Home > Books > The Bomber Mafia: A Dream, a Temptation, and the Longest Night of the Second World War(44)

The Bomber Mafia: A Dream, a Temptation, and the Longest Night of the Second World War(44)

Author:Malcolm Gladwell

To be clear, five thousand feet is not just low. Five thousand feet is also unheard of. Twenty years later, Haywood Hansell was still astonished at the insanity of LeMay’s idea:

I have been asked whether I would have done that. I think in all honesty the answer would be no. I think I’d have gone in [at] about fifteen thousand feet.

But to go in first as low as five or ten thousand feet, without any real knowledge of the density of the antiaircraft defenses, was I think a very dangerous and a very courageous thing to do if it turned out to be right, and I think that was General LeMay’s personal decision.

A very dangerous and a very courageous thing. It really isn’t necessary to read between the lines of what Hansell said. The day when LeMay briefs his pilots, he almost has a mutiny on his hands. But had you confronted him that morning, he would have said, What choice do I have? As he put it later, “Well, I woke up one day, and I had been up there for about two months and I hadn’t done anything much yet. I’d better do something.”

Was he really just going to sit there and wait for the clouds to clear, the jet stream to move away, and his bombardiers to become Norden virtuosos? In an oral history recorded long after the war, he still had Haywood Hansell’s disgraced exit on his mind. Here is how he responded to questions about his strategy:

Question: General LeMay, where did the idea for the low-level fire attacks originate?

LeMay: We had ideas flying back and forth, a lot. It was my basic decision. I made it…Nobody said anything about night incendiary bombing. But [we] had to have results, and I had to produce them. If I didn’t produce them, or made a wrong guess, get another commander in there. That’s what happened to Hansell. He got no results. You had to have them.

2.

Almost all stories in the Curtis LeMay legend are about his cold-bloodedness, his ruthlessness, his unshakable calm.

In chapter 4 of this book, I quoted him from early on in the war, after returning from a bombing mission over Europe:

Question: Colonel LeMay, how’d the trip go today?

LeMay: Well, it went pretty well, except it was rather dull compared to some that we’ve had. There weren’t any fighters out, and flak was just moderate and very inaccurate.
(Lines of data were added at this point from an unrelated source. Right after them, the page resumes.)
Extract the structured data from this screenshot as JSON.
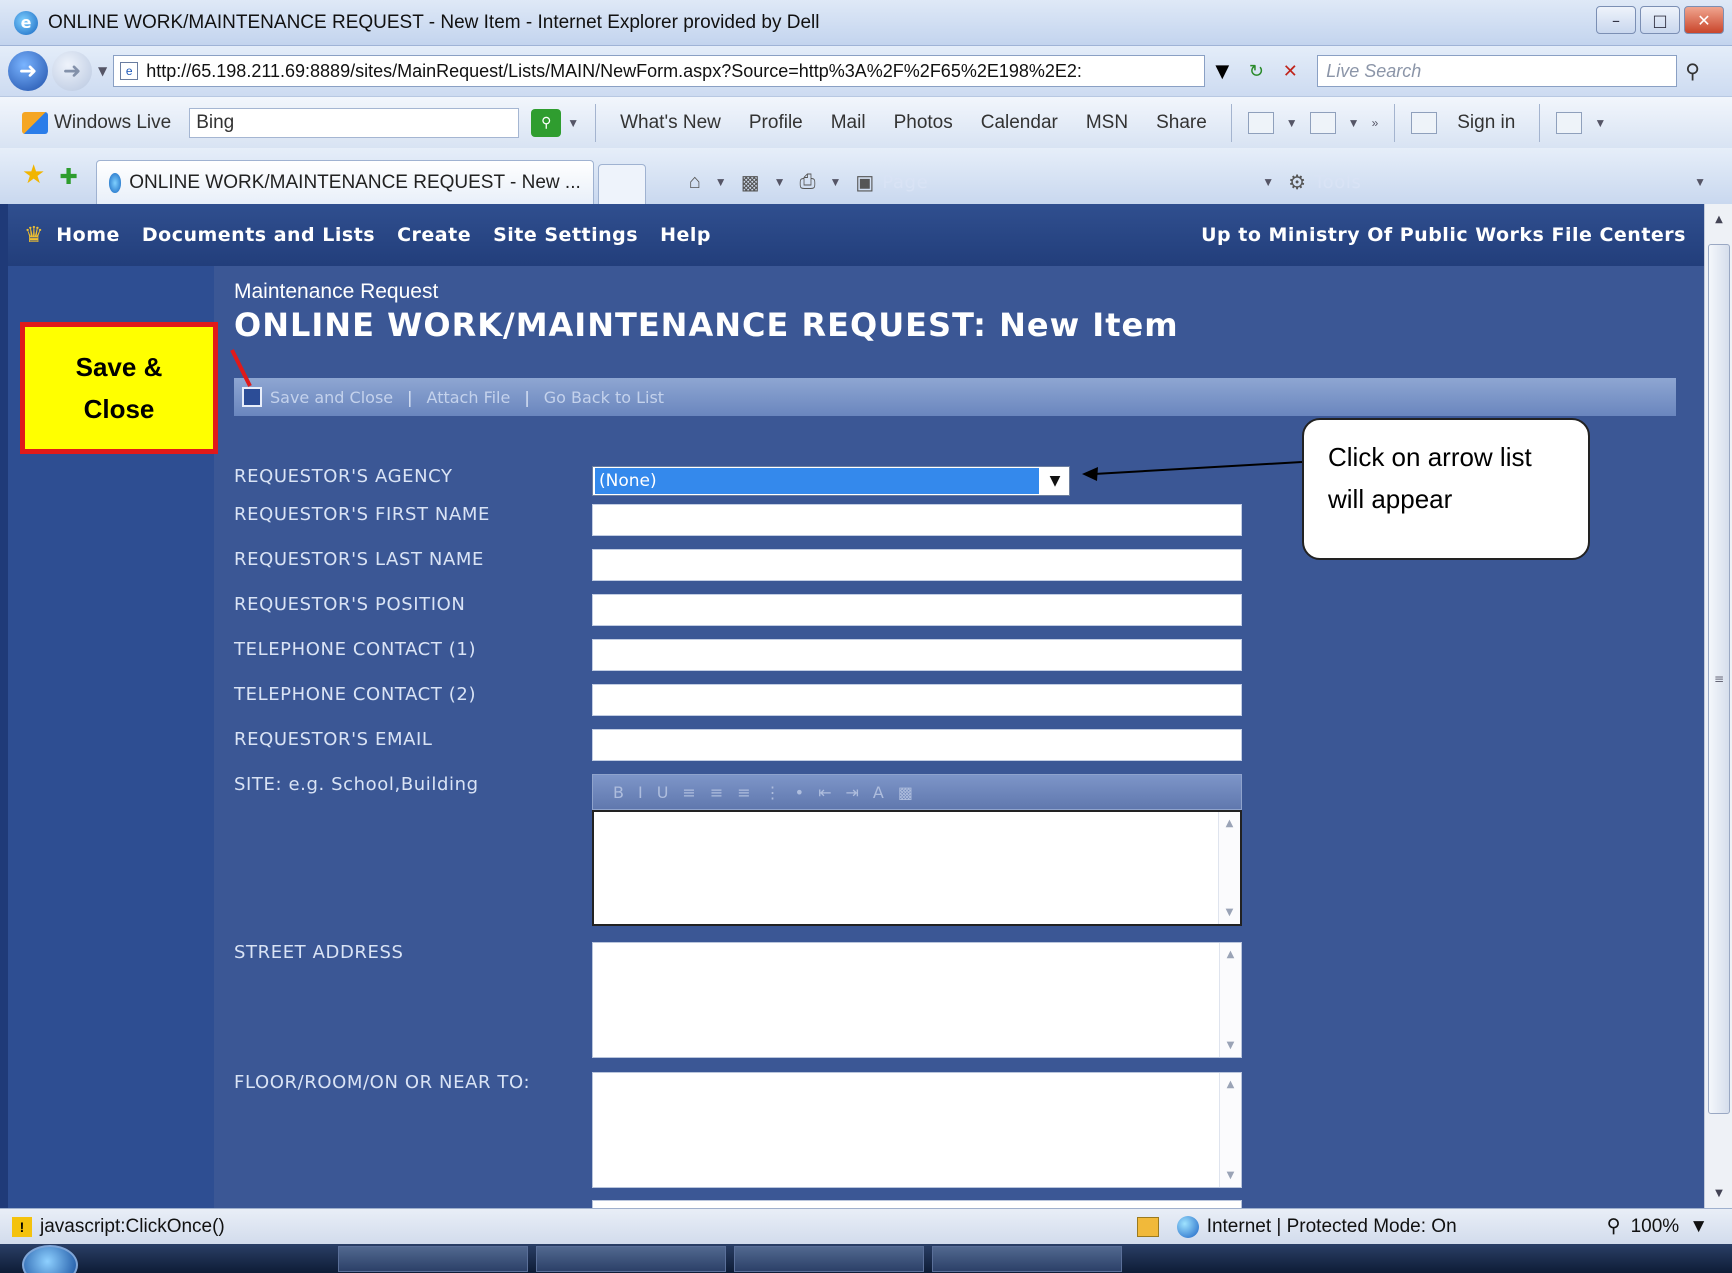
{
  "window": {
    "title": "ONLINE WORK/MAINTENANCE REQUEST - New Item - Internet Explorer provided by Dell"
  },
  "address_bar": {
    "url": "http://65.198.211.69:8889/sites/MainRequest/Lists/MAIN/NewForm.aspx?Source=http%3A%2F%2F65%2E198%2E2:",
    "search_placeholder": "Live Search"
  },
  "live_toolbar": {
    "brand": "Windows Live",
    "bing_value": "Bing",
    "links": [
      "What's New",
      "Profile",
      "Mail",
      "Photos",
      "Calendar",
      "MSN",
      "Share"
    ],
    "sign_in": "Sign in"
  },
  "tab": {
    "label": "ONLINE WORK/MAINTENANCE REQUEST - New ..."
  },
  "command_bar": {
    "page": "Page",
    "tools": "Tools"
  },
  "sharepoint": {
    "top_nav": [
      "Home",
      "Documents and Lists",
      "Create",
      "Site Settings",
      "Help"
    ],
    "up_link": "Up to Ministry Of Public Works File Centers",
    "breadcrumb": "Maintenance Request",
    "title": "ONLINE WORK/MAINTENANCE REQUEST:",
    "title_suffix": "New Item",
    "toolbar": {
      "save_close": "Save and Close",
      "attach_file": "Attach File",
      "go_back": "Go Back to List"
    },
    "fields": {
      "agency_label": "REQUESTOR'S AGENCY",
      "agency_value": "(None)",
      "first_name_label": "REQUESTOR'S FIRST NAME",
      "last_name_label": "REQUESTOR'S LAST NAME",
      "position_label": "REQUESTOR'S POSITION",
      "phone1_label": "TELEPHONE CONTACT (1)",
      "phone2_label": "TELEPHONE CONTACT (2)",
      "email_label": "REQUESTOR'S EMAIL",
      "site_label": "SITE: e.g. School,Building",
      "street_label": "STREET ADDRESS",
      "floor_label": "FLOOR/ROOM/ON OR NEAR TO:"
    }
  },
  "annotations": {
    "save_close_line1": "Save &",
    "save_close_line2": "Close",
    "arrow_note_line1": "Click on arrow list",
    "arrow_note_line2": "will appear"
  },
  "status_bar": {
    "status_text": "javascript:ClickOnce()",
    "zone": "Internet | Protected Mode: On",
    "zoom": "100%"
  },
  "colors": {
    "sharepoint_background": "#3b5795",
    "nav_bar": "#223e7b",
    "callout_fill": "#ffff00",
    "callout_border": "#e01a1a",
    "selected_option": "#3489ec"
  }
}
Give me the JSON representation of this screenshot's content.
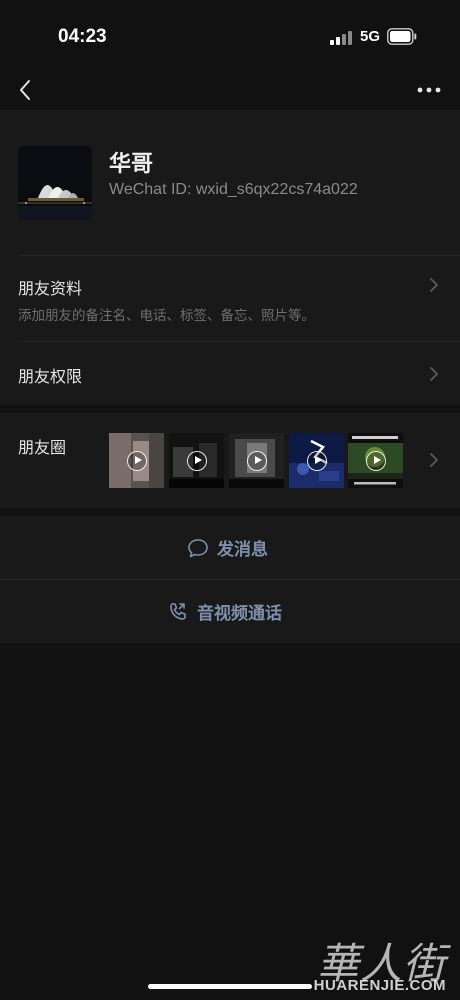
{
  "status_bar": {
    "time": "04:23",
    "network": "5G"
  },
  "nav": {
    "back_icon": "chevron-left-icon",
    "more_icon": "more-dots-icon"
  },
  "profile": {
    "name": "华哥",
    "wechat_id": "WeChat ID: wxid_s6qx22cs74a022",
    "avatar_desc": "sydney-opera-house-night-photo"
  },
  "friend_info": {
    "title": "朋友资料",
    "subtitle": "添加朋友的备注名、电话、标签、备忘、照片等。"
  },
  "friend_permissions": {
    "title": "朋友权限"
  },
  "moments": {
    "title": "朋友圈",
    "thumbnails": [
      {
        "kind": "video",
        "caption": ""
      },
      {
        "kind": "video",
        "caption": ""
      },
      {
        "kind": "video",
        "caption": ""
      },
      {
        "kind": "video",
        "caption": ""
      },
      {
        "kind": "video",
        "caption": ""
      }
    ]
  },
  "actions": {
    "message": {
      "label": "发消息",
      "icon": "chat-bubble-icon"
    },
    "call": {
      "label": "音视频通话",
      "icon": "phone-video-icon"
    }
  },
  "watermark": {
    "cn": "華人街",
    "en": "HUARENJIE.COM"
  },
  "colors": {
    "background": "#111111",
    "card": "#191919",
    "action_text": "#7d90aa",
    "secondary_text": "#8a8a8a"
  }
}
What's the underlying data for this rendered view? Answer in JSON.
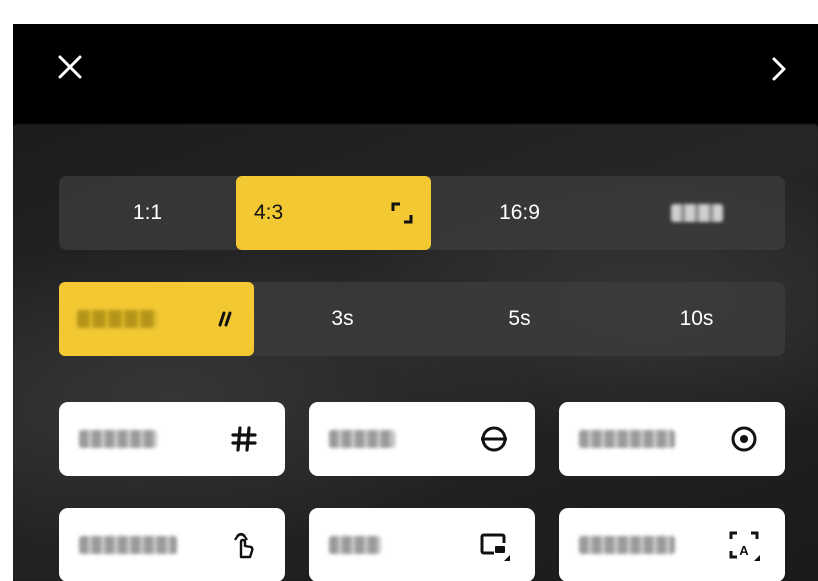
{
  "header": {
    "close_icon": "close-icon",
    "right_label": "",
    "chevron_icon": "chevron-right-icon"
  },
  "aspect_ratios": {
    "options": [
      "1:1",
      "4:3",
      "16:9",
      ""
    ],
    "selected": "4:3",
    "selected_icon": "crop-corners-icon"
  },
  "timer": {
    "options": [
      "",
      "3s",
      "5s",
      "10s"
    ],
    "selected_index": 0,
    "selected_icon": "timer-mark-icon"
  },
  "tools": [
    {
      "label": "",
      "icon": "grid-icon"
    },
    {
      "label": "",
      "icon": "level-icon"
    },
    {
      "label": "",
      "icon": "capture-circle-icon"
    },
    {
      "label": "",
      "icon": "gesture-hand-icon"
    },
    {
      "label": "",
      "icon": "subtitle-icon"
    },
    {
      "label": "",
      "icon": "scan-text-icon"
    }
  ],
  "colors": {
    "accent": "#f2c833",
    "panel_bg": "#000000",
    "segment_bg": "#3c3c3c",
    "tile_bg": "#ffffff"
  }
}
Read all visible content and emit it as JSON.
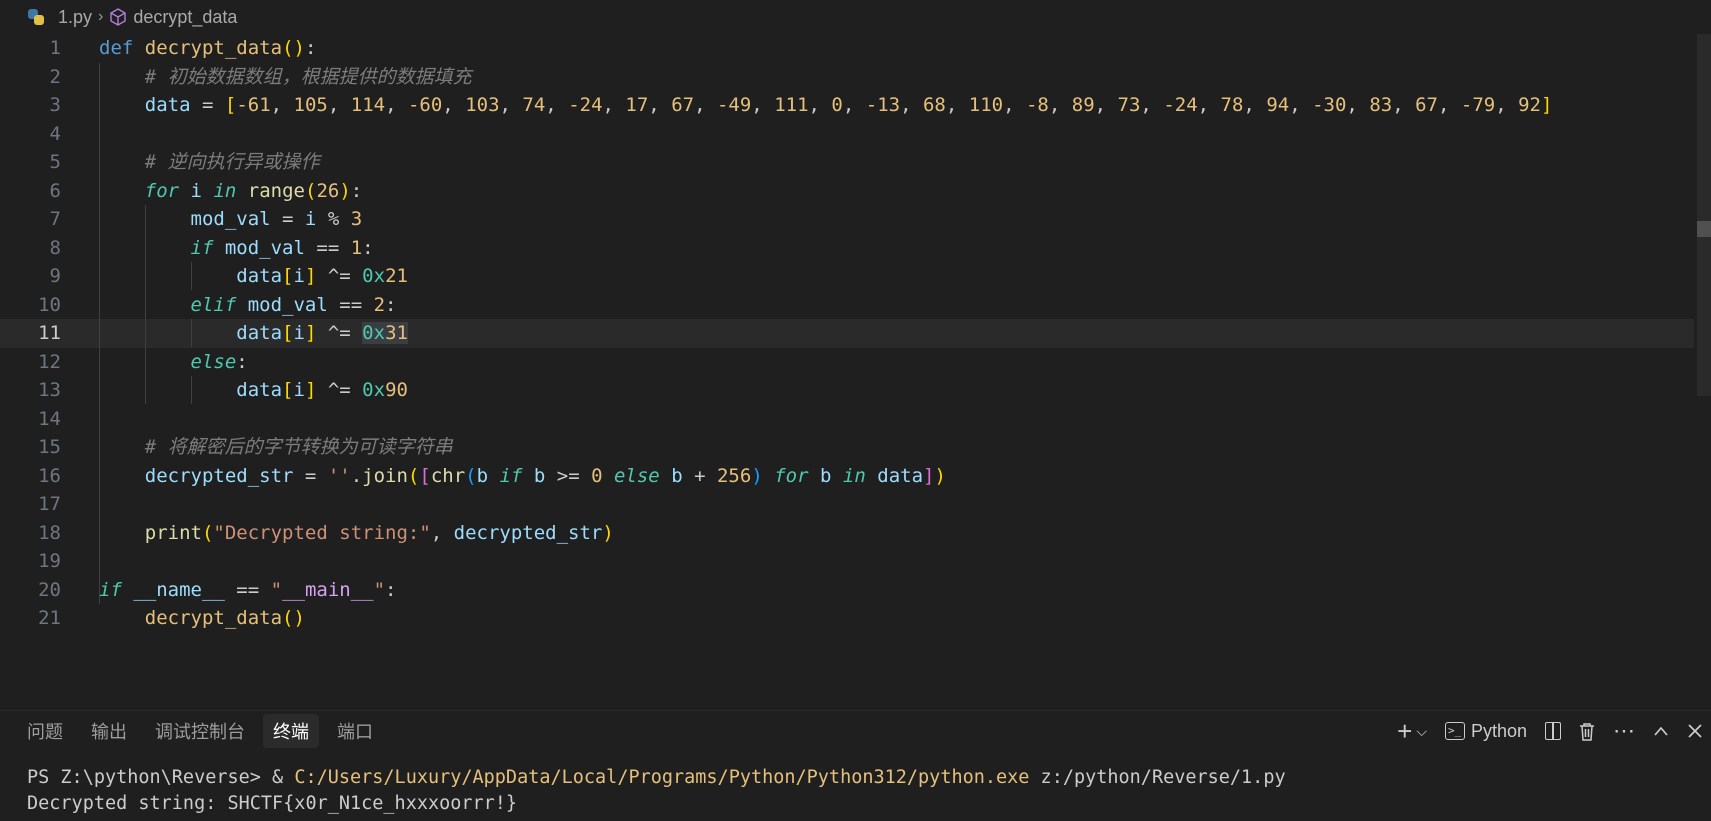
{
  "breadcrumb": {
    "file": "1.py",
    "symbol": "decrypt_data",
    "file_icon": "python-file-icon",
    "symbol_icon": "cube-icon"
  },
  "editor": {
    "language": "python",
    "current_line": 11,
    "lines": [
      "def decrypt_data():",
      "    # 初始数据数组，根据提供的数据填充",
      "    data = [-61, 105, 114, -60, 103, 74, -24, 17, 67, -49, 111, 0, -13, 68, 110, -8, 89, 73, -24, 78, 94, -30, 83, 67, -79, 92]",
      "",
      "    # 逆向执行异或操作",
      "    for i in range(26):",
      "        mod_val = i % 3",
      "        if mod_val == 1:",
      "            data[i] ^= 0x21",
      "        elif mod_val == 2:",
      "            data[i] ^= 0x31",
      "        else:",
      "            data[i] ^= 0x90",
      "",
      "    # 将解密后的字节转换为可读字符串",
      "    decrypted_str = ''.join([chr(b if b >= 0 else b + 256) for b in data])",
      "",
      "    print(\"Decrypted string:\", decrypted_str)",
      "",
      "if __name__ == \"__main__\":",
      "    decrypt_data()"
    ],
    "line_numbers": [
      "1",
      "2",
      "3",
      "4",
      "5",
      "6",
      "7",
      "8",
      "9",
      "10",
      "11",
      "12",
      "13",
      "14",
      "15",
      "16",
      "17",
      "18",
      "19",
      "20",
      "21"
    ]
  },
  "panel": {
    "tabs": [
      {
        "label": "问题",
        "active": false
      },
      {
        "label": "输出",
        "active": false
      },
      {
        "label": "调试控制台",
        "active": false
      },
      {
        "label": "终端",
        "active": true
      },
      {
        "label": "端口",
        "active": false
      }
    ],
    "terminal_profile": "Python",
    "actions": [
      "add-terminal-icon",
      "chevron-down-icon",
      "terminal-icon",
      "split-icon",
      "trash-icon",
      "more-icon",
      "maximize-icon",
      "close-icon"
    ]
  },
  "terminal": {
    "prompt": "PS Z:\\python\\Reverse> & ",
    "exe_path": "C:/Users/Luxury/AppData/Local/Programs/Python/Python312/python.exe",
    "script_arg": " z:/python/Reverse/1.py",
    "output": "Decrypted string: SHCTF{x0r_N1ce_hxxxoorrr!}"
  },
  "colors": {
    "background": "#1f1f1f",
    "current_line": "#2a2a2a",
    "keyword": "#569cd6",
    "function": "#dcdcaa",
    "variable": "#9cdcfe",
    "comment": "#6a9955"
  }
}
He had just landed after hours of flying over enemy territory, being shot at from below and attacked from all sides by German fighter planes. It was rather dull compared to some that we’ve had.

In Europe, LeMay had insisted that his pilots not take evasive action as they flew toward their bombing targets. Every one of his pilots was terrified that if he did that, he and his crew would be gunned down by antiaircraft fire. So LeMay said, I’ll lead the first mission myself. Remember how he later put it: “It worked out. I’ll admit some uneasiness on my part and some of the other people in the outfit when we made that first straight-in bomb run, but it worked.”

One of LeMay’s pilots once said that when he confessed his fears to LeMay, LeMay replied: “Ralph, you’re probably going to get killed, so it’s best to accept it. You’ll get along much better.” That’s the LeMay we know.

But every now and again, there are hints of another LeMay—for example, when he says, “I’ll admit some uneasiness.” That’s code for I was terrified, but of course he couldn’t let anyone see that.i You cannot lead airmen into battle if they can sense your fear, so terror turns into a shrug and an epic bit of understatement. LeMay was uncompromising with his men in terms of how relentlessly he prepared and drilled them, but he was that way for a reason. Because he cared about them. There’s a line in one profile of LeMay written by St. Clair McKelway, who served under him on Guam, that I think explains this beautifully. LeMay did what he did because he had “a heart that revolted at the idea of what lack of discipline and training would mean to his young crews.”

In LeMay’s memoir, there’s only one moment when he truly seems to let his emotional guard down. It’s when he describes the first time he saw an airplane. He was a child, standing in the backyard of the house in the struggling neighborhood where his family lived, in Columbus, Ohio.

Suddenly, in the air above me, appeared a flying-machine. It came from nowhere. There it was, and I wanted to catch it…

Children can muster enormous strength in ideal and idea, in all their effort to grasp the trophy they desire. And nobody was holding me back, no one was standing close to say, “Look, you’re just a little child. That airplane is away up there in the air, and no matter how fast you run you can’t keep up with it. You can’t reach high enough to seize it.” I just thought that I might be able to grab the airplane and have it for my own, and possess it always. So I lit out after it.